Enge Gasse mit bewegter Geschichte: Im Stavenhof, von den Kölner "Stüverhoff" genannt, Bild :Uli Kievernagel
Enge Gasse mit bewegter Geschichte: Im Stavenhof, von den Kölner „Stüverhoff“ genannt, Bild :Uli Kievernagel

Podcast Eigelstein-Stüverhoff 14

Den Schülerinnen der nahgelegen Ursulinenschule, bis 2012 noch eine reine Mädchenschule, war es verboten, über den Eigelstein zur Schule zu laufen. Und erst recht, einen Blick in den Stüverhoff zu werfen. Denn: Neben der Nächelsgasse in der Südstadt und der Brinkgasse im Friesenviertel war der Stavenhof, von den Kölner „Stüverhoff“ genannt, bis in die 1970er Jahre eine Hochburg der Prostitution. Dabei wäre es für die Schülerinnen natürlich äußerst spannend gewesen, zu sehen, was da alles so getrieben wurde.

Kinder spielen zwischen Prostituierten

Wenn man heute durch den Stavenhof läuft, kann man sich gut vorstellen, dass die hohen Mauern und die enge Gasse gute Voraussetzungen für einen Rotlichtbezirk geboten haben.

Dabei war der Stüverhoff anders als die anderen Rotlichtbezirke: Bis 1964 galt hier ein Mindestalter von 30 Jahren, um am Stüverhoff als Prostituierte arbeiten zu dürfen. Und ganz anders als in den anderen Kölner Prostitutions-Hotspots wohnten die Prostituierten tatsächlich zusammen mit der Nachbarschaft in dieser Straße. So berichtete eine Zeitzeugin: „Hier han doch fröher so vill Privatlück jewonnt, do han de Pänz jespillt, un mir stunde nevven der Kinder. Do hätt sich kei Minsch dran jestört!“1Quelle: Arne Dreßler: Stüverhoff, Animierkneipen und Anwohner: Rotlicht am Eigelstein.

Chicago am Rhein

Allerdings sollte diese vermeintliche Idylle nicht darüber hinwegtäuschen, dass noch bis in die 1970er Jahre das kriminelle Milieu die Stadt fest im Griff hatte.
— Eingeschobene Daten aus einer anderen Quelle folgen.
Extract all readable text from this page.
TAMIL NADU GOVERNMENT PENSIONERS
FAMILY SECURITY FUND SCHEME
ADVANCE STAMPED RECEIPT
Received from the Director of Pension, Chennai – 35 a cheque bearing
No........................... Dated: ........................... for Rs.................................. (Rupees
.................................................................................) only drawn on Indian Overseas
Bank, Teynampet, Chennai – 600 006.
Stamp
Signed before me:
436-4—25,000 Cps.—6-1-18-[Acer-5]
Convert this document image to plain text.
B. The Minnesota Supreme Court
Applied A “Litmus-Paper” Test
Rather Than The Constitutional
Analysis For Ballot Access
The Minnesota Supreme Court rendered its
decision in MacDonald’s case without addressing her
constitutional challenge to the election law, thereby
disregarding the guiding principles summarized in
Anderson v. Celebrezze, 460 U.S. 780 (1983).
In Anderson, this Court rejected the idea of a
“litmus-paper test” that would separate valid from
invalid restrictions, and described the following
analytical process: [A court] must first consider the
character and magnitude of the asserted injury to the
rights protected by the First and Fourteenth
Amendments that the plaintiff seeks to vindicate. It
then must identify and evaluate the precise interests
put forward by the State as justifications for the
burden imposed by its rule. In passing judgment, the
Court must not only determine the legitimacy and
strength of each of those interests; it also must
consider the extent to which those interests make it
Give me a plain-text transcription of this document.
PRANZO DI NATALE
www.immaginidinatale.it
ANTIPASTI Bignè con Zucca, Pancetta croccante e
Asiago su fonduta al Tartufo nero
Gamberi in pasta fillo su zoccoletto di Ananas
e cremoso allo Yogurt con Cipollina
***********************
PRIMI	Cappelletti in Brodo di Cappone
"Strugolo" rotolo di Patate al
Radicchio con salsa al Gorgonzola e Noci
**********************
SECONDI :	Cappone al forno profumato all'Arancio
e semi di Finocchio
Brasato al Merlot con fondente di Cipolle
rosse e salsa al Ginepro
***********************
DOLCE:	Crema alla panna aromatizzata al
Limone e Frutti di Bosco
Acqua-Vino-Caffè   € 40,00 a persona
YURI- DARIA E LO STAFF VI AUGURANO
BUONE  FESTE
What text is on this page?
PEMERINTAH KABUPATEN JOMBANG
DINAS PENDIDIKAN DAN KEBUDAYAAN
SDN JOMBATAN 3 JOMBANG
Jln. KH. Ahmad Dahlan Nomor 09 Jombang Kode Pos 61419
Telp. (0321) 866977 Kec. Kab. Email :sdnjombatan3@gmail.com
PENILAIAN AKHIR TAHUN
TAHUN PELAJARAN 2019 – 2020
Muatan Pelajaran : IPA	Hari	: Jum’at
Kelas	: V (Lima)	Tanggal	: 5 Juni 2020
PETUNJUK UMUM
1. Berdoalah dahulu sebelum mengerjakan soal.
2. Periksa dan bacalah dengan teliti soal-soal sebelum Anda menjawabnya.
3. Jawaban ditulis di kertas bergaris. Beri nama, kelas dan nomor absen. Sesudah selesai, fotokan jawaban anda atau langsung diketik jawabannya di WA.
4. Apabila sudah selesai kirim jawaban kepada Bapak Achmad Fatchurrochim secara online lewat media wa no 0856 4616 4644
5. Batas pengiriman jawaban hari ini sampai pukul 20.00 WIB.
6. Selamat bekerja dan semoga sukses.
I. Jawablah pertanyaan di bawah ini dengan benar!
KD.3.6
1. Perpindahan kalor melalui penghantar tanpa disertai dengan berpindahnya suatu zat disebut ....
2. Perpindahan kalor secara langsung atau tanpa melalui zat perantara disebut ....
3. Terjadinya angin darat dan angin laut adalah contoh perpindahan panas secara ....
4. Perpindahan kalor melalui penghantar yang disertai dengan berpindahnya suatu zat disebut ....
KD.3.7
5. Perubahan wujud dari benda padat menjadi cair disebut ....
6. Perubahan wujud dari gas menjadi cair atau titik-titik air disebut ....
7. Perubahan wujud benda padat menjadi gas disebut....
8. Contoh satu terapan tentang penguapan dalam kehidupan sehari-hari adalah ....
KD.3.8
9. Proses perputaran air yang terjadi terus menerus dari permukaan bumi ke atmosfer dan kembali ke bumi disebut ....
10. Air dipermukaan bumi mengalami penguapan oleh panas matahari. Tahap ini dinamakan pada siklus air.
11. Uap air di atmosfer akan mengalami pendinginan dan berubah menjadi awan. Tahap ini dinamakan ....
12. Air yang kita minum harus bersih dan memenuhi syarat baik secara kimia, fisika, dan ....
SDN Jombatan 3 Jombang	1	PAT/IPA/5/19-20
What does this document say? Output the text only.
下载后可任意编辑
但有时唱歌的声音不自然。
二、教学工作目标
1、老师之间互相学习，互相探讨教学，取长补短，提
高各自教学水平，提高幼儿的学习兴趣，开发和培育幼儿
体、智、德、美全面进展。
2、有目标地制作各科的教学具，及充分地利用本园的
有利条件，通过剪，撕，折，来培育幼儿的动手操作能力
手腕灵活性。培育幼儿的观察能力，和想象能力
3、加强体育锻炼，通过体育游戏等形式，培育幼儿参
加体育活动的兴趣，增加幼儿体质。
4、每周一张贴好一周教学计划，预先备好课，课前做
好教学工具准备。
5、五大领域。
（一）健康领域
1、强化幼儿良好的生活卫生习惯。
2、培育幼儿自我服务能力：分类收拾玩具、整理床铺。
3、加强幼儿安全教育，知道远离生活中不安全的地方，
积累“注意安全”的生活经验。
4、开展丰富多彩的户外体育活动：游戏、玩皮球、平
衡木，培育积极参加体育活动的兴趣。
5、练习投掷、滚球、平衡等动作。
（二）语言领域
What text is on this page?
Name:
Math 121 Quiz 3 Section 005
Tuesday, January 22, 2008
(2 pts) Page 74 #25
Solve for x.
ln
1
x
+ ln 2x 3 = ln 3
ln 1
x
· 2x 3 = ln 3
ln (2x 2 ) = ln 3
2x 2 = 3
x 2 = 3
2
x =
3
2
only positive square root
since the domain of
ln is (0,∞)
Frischse Pitter, Abels Män, Karate Jacky und nicht zuletzt Schäfers Nas und Dummse Tünn – die Namen der Protagonisten aus dieser Zeit klingen zwar wie kölsche Folklore, doch diese Männer waren brutale Schläger, Geldeintreiber und Zuhälter.

Im Buch "Chicago am Rhein" werden die Protagonisten des Kölner Milieus beschrieben (KiWi, Taschenbuch ,168 Seiten, 14,99 Euro)
Im Buch „Chicago am Rhein“ werden die Protagonisten des Kölner Milieus beschrieben (KiWi, Taschenbuch, 168 Seiten, 14,99 Euro)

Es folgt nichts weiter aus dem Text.